His warm hands catch you by the waist and pull you forcefully against his chest. You let out a breathless gasp as his face digs into the crook of your neck, and his hot, hungry lips kiss the sensitive skin just below your ear.
You try to call out his name, to scold him, to remind him that you are still upset about his awful behavior from yesterday. “Valarr...”
“You think this is a fucking game?” he grunts, his voice rumbling down your spine. “You think you can just disappear and leave my mind to rot, imagining every man in this kingdom coveting my woman?”
“You pushed me away,” your voice weakens as one of his hands rises impatiently, cupping your breast over the thin fabric of your nightgown, holding your body close to his. “You doubted me, Valarr. My loyalty.
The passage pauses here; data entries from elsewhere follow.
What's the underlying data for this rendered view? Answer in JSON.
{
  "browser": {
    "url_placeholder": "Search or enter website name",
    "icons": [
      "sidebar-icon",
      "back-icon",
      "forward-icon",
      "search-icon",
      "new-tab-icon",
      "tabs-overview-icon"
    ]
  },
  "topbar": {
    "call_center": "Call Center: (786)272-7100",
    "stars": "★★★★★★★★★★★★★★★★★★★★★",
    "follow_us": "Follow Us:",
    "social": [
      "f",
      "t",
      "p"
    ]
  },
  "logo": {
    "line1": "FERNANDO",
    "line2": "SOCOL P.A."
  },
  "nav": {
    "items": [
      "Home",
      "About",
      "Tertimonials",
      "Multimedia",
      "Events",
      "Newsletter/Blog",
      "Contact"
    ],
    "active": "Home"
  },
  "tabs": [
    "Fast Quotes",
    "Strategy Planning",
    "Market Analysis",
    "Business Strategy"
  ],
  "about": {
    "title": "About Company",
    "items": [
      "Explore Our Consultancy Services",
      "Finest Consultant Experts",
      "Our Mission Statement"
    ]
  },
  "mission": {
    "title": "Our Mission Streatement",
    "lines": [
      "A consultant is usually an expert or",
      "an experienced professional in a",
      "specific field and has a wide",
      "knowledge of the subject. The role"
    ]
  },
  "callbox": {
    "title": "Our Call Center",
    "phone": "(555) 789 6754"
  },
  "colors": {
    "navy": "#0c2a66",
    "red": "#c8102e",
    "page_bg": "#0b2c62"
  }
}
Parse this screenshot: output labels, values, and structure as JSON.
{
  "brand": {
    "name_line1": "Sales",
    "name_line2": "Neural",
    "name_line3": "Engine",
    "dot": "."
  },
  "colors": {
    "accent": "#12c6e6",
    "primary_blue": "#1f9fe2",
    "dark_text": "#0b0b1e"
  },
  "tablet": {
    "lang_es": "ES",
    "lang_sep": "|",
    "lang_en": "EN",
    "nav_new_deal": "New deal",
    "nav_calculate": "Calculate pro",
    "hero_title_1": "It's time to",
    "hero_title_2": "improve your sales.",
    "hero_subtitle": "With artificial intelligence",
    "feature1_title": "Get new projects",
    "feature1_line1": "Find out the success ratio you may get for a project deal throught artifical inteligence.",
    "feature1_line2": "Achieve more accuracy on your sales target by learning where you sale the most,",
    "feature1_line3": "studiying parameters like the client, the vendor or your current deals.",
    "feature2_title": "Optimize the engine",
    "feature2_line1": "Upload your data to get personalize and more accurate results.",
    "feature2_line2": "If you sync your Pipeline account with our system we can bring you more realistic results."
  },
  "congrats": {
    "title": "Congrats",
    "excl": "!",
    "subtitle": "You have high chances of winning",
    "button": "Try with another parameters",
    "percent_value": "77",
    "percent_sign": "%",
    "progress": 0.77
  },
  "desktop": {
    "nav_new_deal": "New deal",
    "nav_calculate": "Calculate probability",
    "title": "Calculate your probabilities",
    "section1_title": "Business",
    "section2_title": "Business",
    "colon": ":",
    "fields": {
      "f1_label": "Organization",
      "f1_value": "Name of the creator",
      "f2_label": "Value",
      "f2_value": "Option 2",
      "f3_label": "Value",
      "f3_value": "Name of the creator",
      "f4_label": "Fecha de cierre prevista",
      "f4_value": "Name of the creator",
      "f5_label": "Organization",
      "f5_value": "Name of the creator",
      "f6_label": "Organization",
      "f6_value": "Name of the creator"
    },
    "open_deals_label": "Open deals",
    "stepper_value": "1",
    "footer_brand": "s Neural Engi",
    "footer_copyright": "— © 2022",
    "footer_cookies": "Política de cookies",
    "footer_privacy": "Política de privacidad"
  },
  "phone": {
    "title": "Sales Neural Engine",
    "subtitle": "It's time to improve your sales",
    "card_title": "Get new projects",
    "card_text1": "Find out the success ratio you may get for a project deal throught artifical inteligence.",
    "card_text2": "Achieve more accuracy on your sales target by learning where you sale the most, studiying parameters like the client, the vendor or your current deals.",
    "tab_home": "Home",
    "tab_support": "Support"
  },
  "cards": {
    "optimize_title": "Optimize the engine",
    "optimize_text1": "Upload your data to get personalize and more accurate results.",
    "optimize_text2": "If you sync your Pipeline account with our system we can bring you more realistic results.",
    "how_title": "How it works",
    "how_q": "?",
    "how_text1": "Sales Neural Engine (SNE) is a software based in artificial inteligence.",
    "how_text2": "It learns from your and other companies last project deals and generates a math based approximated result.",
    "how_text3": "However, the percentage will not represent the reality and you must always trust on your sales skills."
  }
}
My dignity. In front of all those people. In front of my own father. Do you know how humiliating it feels?”
He sighs heavily into your neck, placing one last kiss on your skin before spinning you around in his arms so abruptly that it knocks the wind out of you.
Instinctively, your hands reach for his shoulders to hold on to him, and he supports you with his own hands, fitting the curve of your waist, incapable of letting you go now that he has captured you.
Seeing the way you're looking at him, he sighs once more, ducking down to push his forehead onto your chest, closing his eyes as his face nuzzles between your breasts. His arms wrap around your waist, pulling you closer to him and ensuring that you can't even consider moving away.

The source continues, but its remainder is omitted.